Das Badeidyll! Anfangs habe ich darüber wohl gelacht, es allmählich doch aber reizend gefunden. Wie ich das erste Mal hinauspilgere, sehe ich keine Spur von Sicherheitsmaßregeln, keinen Bademeister, keinen Strick, keinen Pfahl, kein Rettungsboot — nichts! Heimgekehrt, werde ich über die ortsüblichen Gepflogenheiten beruhigend aufgeklärt: in der Badebude liegt ein langes Tau zusammengerollt; dieses zieht man durch einen eisernen Ring, der am Untergestell der „Badeanstalt“ eigens zu diesem Zwecke angebracht ist, und legt dann das Tau soweit aus, als man in die See zu gehen gedenkt. Die Anbringung des Strickes und die Legung dieser Schlauchleitung mag den Ungeübten einige Zeit in Anspruch nehmen, dafür ist die Geschichte umso sicherer und macht einen Riesenspaß. Merkwürdig: je urzeitlicher die Badeeinrichtungen sind, desto weniger passiert dabei. Ich habe noch nie gehört, dass dort am Strande einer ertrunken wäre; man verlässt sich in dieser Einsamkeit eben nur auf sich selbst und passt dafür doppelt auf. Man ist sogar so einsam, dass man nach nordischer Art der Badehose enträt, und das ist schön!
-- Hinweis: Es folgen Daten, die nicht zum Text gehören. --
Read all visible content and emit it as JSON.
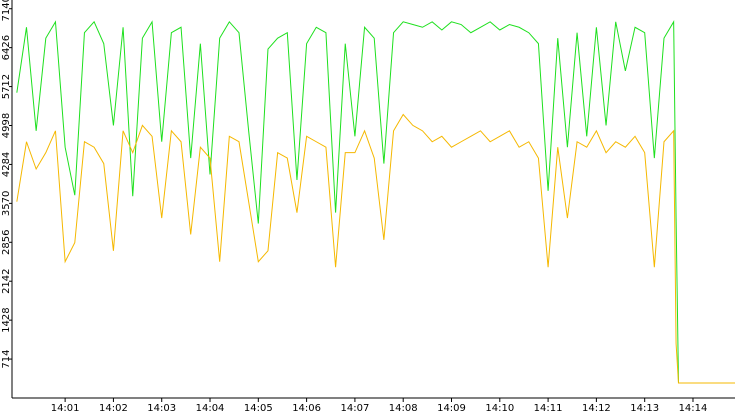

Mit nackten Füßen zum Dorf. Denn die Wege sind weich. Es ist ein Teppich, ein Polster aus Moos und Sand. Auch hier überall Abwechslung: bald grünstrahlende Tannen, bald flechtenbehangene Birken; bald junge Schonung, bald bejahrter Bestand; bald Spuren von Dachsfüßen, bald Grabestellen wurzelsuchender Häschen. Nur hin und wieder Zwitschern und Gesang — sonst grüßt dich allerorten Jungfer Einsamkeit:

Doch dass sie keinem sich ganz vertraut,
haben die Vögel ihren Laut,
die da ziehn mit blitzenden Flügeln
über das Meer von Hügeln
von rotgrauem Kraut …

Was immer du im Freien siehst, kannst du auf der Vogelwarte studieren. Thienemann ist noch stolz auf seine junge Schöpfung und macht gerne den Führer. Zeigt dir die erste, wohl mit Reisig eingeschleppte Kreuzotter, die auf der Nehrung erlegt wurde; zeigt dir den Mageninhalt einer Füchsin, die nicht weniger als 86 Maikäfer verschluckt hat, daneben den berüchtigten, durch den Genuss roher Fische erworbenen Bandwurm, den jeder Nehrunger mit einem gewissen Stolz sein eigen nennt, und die Eier, die die Elchbremse in der freilich sehr stattlichen Nase des Elchs ablegt, um dadurch das Urwelttier unfehlbar zu töten. Schon gelangen die ersten Ringversuche mit Störchen; schon ist festgestellt, dass ein Adebar von hier aus 7600 Kilometer bis in die Kalahariwüste flog. Die Eingeborenen dort hielten den Kinderbringer (nicht so ganz mit Unrecht) für einen Gott, bis ein Missionar am rechten Storchbein das Aluminiumschild mit der Inschrift Rossitten entdeckte und die Trophäe in die ostpreußische Heimat zurücksandte. Aber allen Störchen, vollgefressenen Füchsinnen und Kreuzottern zum Trotz blieb mir die wertvollste Begegnung doch der Herr Haubensteißfuß, ein Vogel, der noch drolliger ist als sein Name. Ich wage ihn nicht zu beschreiben und will nur erwähnen, dass er eine Art Taucher ist mit einer richtigen Maurerfräse um den Hals und einem Ausdruck weltmännischer Gutmütigkeit im Gesicht. Ich glaube, sein Anblick allein rechtfertigt eine Reise in das Eiland der Wunder.